While there are ways to manage relationships with those who are high conflict when the behavior is not at extremes, most people would rather just avoid these relationships completely. If you believe you are an HCP or are in a relationship with one, it is possible to learn a new pattern by working with a therapist. Below are a few warning signs of an HCP who may or may not also have a personality disorder.
This behavior is often most obvious when the HCP person speaks of others. They may say things like “The divorce was all her fault” or “My neighbor ruined everything.” While one statement on its own may be accurate, several similar statements are worth looking into as they can be warning signs. Most problems that happen in a relationship in any form come from both sides. Both people will contribute to problems and solutions. This is just part of typical human nature. If your potential partner tends to totally blame others, you will likely find they do not take responsibility when necessary. Test the relationship before you commit through work and planning before a project begins. If they follow through on the small things, then it is safe to take a bigger step forward.
All or Nothing
BCPs tend to speak in all or nothing terminology. They see people as being all bad or all good. They can escalate a disagreement into judgments on the whole relationship. It is as if the minor issue cannot be dissolved then the whole relationship should end.
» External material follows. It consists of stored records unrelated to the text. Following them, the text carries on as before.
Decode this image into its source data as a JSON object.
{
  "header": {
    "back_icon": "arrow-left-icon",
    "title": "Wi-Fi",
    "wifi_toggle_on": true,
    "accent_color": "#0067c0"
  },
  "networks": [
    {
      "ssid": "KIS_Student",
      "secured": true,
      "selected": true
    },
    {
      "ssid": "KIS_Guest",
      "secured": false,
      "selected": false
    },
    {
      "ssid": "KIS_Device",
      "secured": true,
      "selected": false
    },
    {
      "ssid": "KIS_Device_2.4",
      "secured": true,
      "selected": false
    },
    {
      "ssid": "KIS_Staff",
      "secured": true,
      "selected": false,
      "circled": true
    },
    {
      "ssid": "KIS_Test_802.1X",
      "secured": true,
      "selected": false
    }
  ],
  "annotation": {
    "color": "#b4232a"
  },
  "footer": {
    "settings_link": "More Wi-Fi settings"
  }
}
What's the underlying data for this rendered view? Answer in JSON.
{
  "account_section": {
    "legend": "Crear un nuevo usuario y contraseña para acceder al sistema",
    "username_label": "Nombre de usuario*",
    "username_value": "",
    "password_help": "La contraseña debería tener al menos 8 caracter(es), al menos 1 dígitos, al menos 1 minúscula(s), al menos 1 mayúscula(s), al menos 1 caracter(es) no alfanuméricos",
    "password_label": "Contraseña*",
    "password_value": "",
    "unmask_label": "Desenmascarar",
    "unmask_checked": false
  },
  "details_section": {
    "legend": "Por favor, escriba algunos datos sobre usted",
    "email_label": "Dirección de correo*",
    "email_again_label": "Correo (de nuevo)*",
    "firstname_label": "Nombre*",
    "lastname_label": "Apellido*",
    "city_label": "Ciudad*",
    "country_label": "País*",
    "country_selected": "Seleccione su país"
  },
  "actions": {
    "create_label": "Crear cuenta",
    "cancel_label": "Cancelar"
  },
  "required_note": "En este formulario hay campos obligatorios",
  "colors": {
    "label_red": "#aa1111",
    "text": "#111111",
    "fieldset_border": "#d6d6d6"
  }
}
All or nothing type examples can also include things like repeatedly canceling appointments or just not showing up, denying responsibility for overspending, claiming credit for other’s work, or just blatantly lying. Do not excuse such extremes, look into overall patterns.
Intense or Unmanaged Emotions
This is the sign that most surprises people. A normally controlled person may suddenly blast you with intense rage for something minor or even something nonexistent. This can cause people to freeze. If the person’s emotions do not fit circumstances on repeated occasions, it could be a red flag. The person may not be able to manage their own emotions. High conflict personality people with narcissistic, borderline, or histrionic personality disorders tend to frequently have these unmanaged emotions. Not all HCPs will have intense or unmanaged emotions. Those with paranoid or antisocial personalities will likely keep their emotions under tight control, but the hidden emotions can drive extreme behavior.
Extreme Behavior or Even Threats
For some HCPs, there is a growing pattern of extreme behavior as you get to know the person better. At times, some may engage in behavior that most people would never do with a somewhat credible excuse like being stressed or tired. Question behavior by asking if you would ever act in such a way even if overly tired or stressed out. If the excuse seems invalid, it likely is and is a warning sign. In addition, threats of extreme behavior can be a warning sign of an HCP. All threats like saying you will never see your kid if you divorce me or I’ll kill myself if we break up or even, I will ruin your reputation should be taken seriously. These are not part of a normal conversation.
Awareness of personality includes knowing the signs to watch for when considering a new relationship of any kind. Take time for reflection and research before making a commitment.